No es el típico thriller de persecuciones sin sentido: hay capas, tensión constante y una sensación de frío —literal y figurado— que acompaña cada escena.
La ley de Jenny Pen (2024)
Este título mezcla thriller psicológico con terror a lo lento e insidioso. La historia transcurre principalmente en una residencia de ancianos, donde un juez recién llegado tras un derrame cerebral empieza a verse envuelto en un juego sádico que va más allá de los pasillos silenciosos y las conversaciones apagadas.

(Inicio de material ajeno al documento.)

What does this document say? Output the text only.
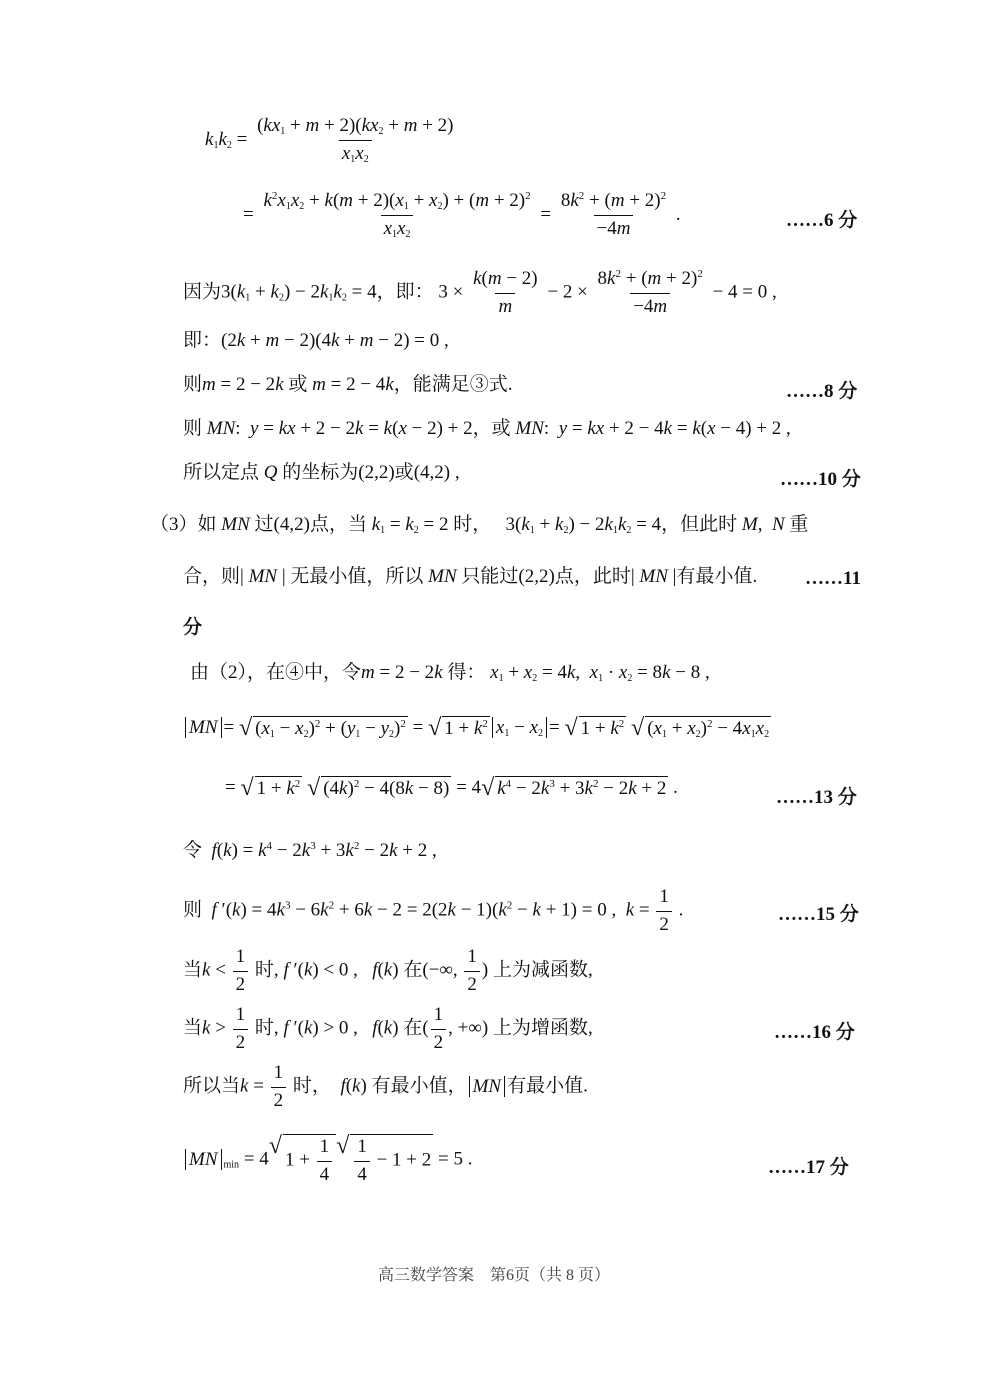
$k_1k_2 = \frac{(kx_1 + m + 2)(kx_2 + m + 2)}{x_1x_2}$
= $\frac{k^2x_1x_2 + k(m + 2)(x_1 + x_2) + (m + 2)^2}{x_1x_2} = \frac{8k^2 + (m + 2)^2}{-4m}$ .	……6 分
因为$3(k_1 + k_2) - 2k_1k_2 = 4$，即： $3 \times \frac{k(m - 2)}{m} - 2 \times \frac{8k^2 + (m + 2)^2}{-4m} - 4 = 0$ ,
即：(2k + m − 2)(4k + m − 2) = 0 ,
则m = 2 − 2k 或 m = 2 − 4k，能满足③式.	……8 分
则 MN:  y = kx + 2 − 2k = k(x − 2) + 2，或 MN:  y = kx + 2 − 4k = k(x − 4) + 2 ,
所以定点 Q 的坐标为(2,2)或(4,2) ,	……10 分
（3）如 MN 过(4,2)点，当 $k_1 = k_2 = 2$ 时，   $3(k_1 + k_2) - 2k_1k_2 = 4$，但此时 M,  N 重
合，则| MN | 无最小值，所以 MN 只能过(2,2)点，此时| MN |有最小值.	……11
分
由（2），在④中，令m = 2 − 2k 得： $x_1 + x_2 = 4k$,  $x_1 \cdot x_2 = 8k - 8$ ,
MN = √ $(x_1 - x_2)^2 + (y_1 - y_2)^2$ = √ $1 + k^2$ $x_1 - x_2$ = √ $1 + k^2$
√ $(x_1 + x_2)^2 - 4x_1x_2$
= √ $1 + k^2$
√ $(4k)^2 - 4(8k - 8) = 4$ √ $k^4 - 2k^3 + 3k^2 - 2k + 2$ .	……13 分
令 $f(k) = k^4 - 2k^3 + 3k^2 - 2k + 2$ ,
则 f $'(k) = 4k^3 - 6k^2 + 6k - 2 = 2(2k - 1)(k^2 - k + 1) = 0$ ,  $k = \frac{1}{2}$ .	……15 分
当$k < \frac{1}{2}$ 时, f ′(k) < 0 ,   f(k) 在(−∞, $\frac{1}{2}$ ) 上为减函数,
当$k > \frac{1}{2}$ 时, f ′(k) > 0 ,   f(k) 在( $\frac{1}{2}$ , +∞) 上为增函数,	……16 分
所以当$k = \frac{1}{2}$ 时， f(k) 有最小值， MN 有最小值.
MN $_{min}$ = 4
√
$1 + \frac{1}{4}$ √ $\frac{1}{4} - 1 + 2 = 5$ .	……17 分
高三数学答案　第6页（共 8 页）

La película se apoya en un duelo actoral potente entre
John Lithgow y
Geoffrey Rush, y una atmósfera inquietante que se va construyendo sin necesidad de grandes sustos de efecto, sino más bien a través de la tensión psicológica y el clima opresivo.
Bala perdida (2025)
Quizá la menos “indie” del grupo —con un presupuesto y un reparto más grande—, pero merece mención por su tono y ejecución. Dirigida por
Darren Aronofsky (sí, el de Réquiem por un sueño), la película sigue a un ex jugador de béisbol cuya vida se queda atrapada en una red criminal cuando, cuidando al gato de su vecino, se ve envuelto en problemas que no esperaba.
Es un thriller urbano con un punto casi pulp: personajes duros, situaciones inesperadas y bastante humor negro. No va a reinventar el género, pero si te gustan los thrillers con ritmo y un elenco conocido, ofrece más de lo que suena.
El extraño en mi casa (2025)
Este thriller familiar toma una premisa clásica —la vida perfecta de una madre y su hija se desmorona cuando aparece un extraño con una historia que trastoca todo— y la convierte en un drama de tensión bien dosificada, aunque ya avisamos que es la propuesta más floja de la lista.
Protagonizada por
Sophia Bush, la película juega con secretos familiares, mentiras a un nivel doloroso y un misterio que va soltando sus piezas poquito a poco. Tiene ese aire de thriller que se ve sin necesidad de grandes efectos, pero con suficiente intriga para no despegarte de la pantalla si te gustan las historias personales cargadas de revelaciones inesperadas.
Carlos Teorético
#1
Son buenas recomendaciones, las únicas que aún no veo son «La Ley de Jenny Pen» y «Dead of Winter», la primera porque aún no la encuentro disponible y la segunda porque no la conocía o ubicaba.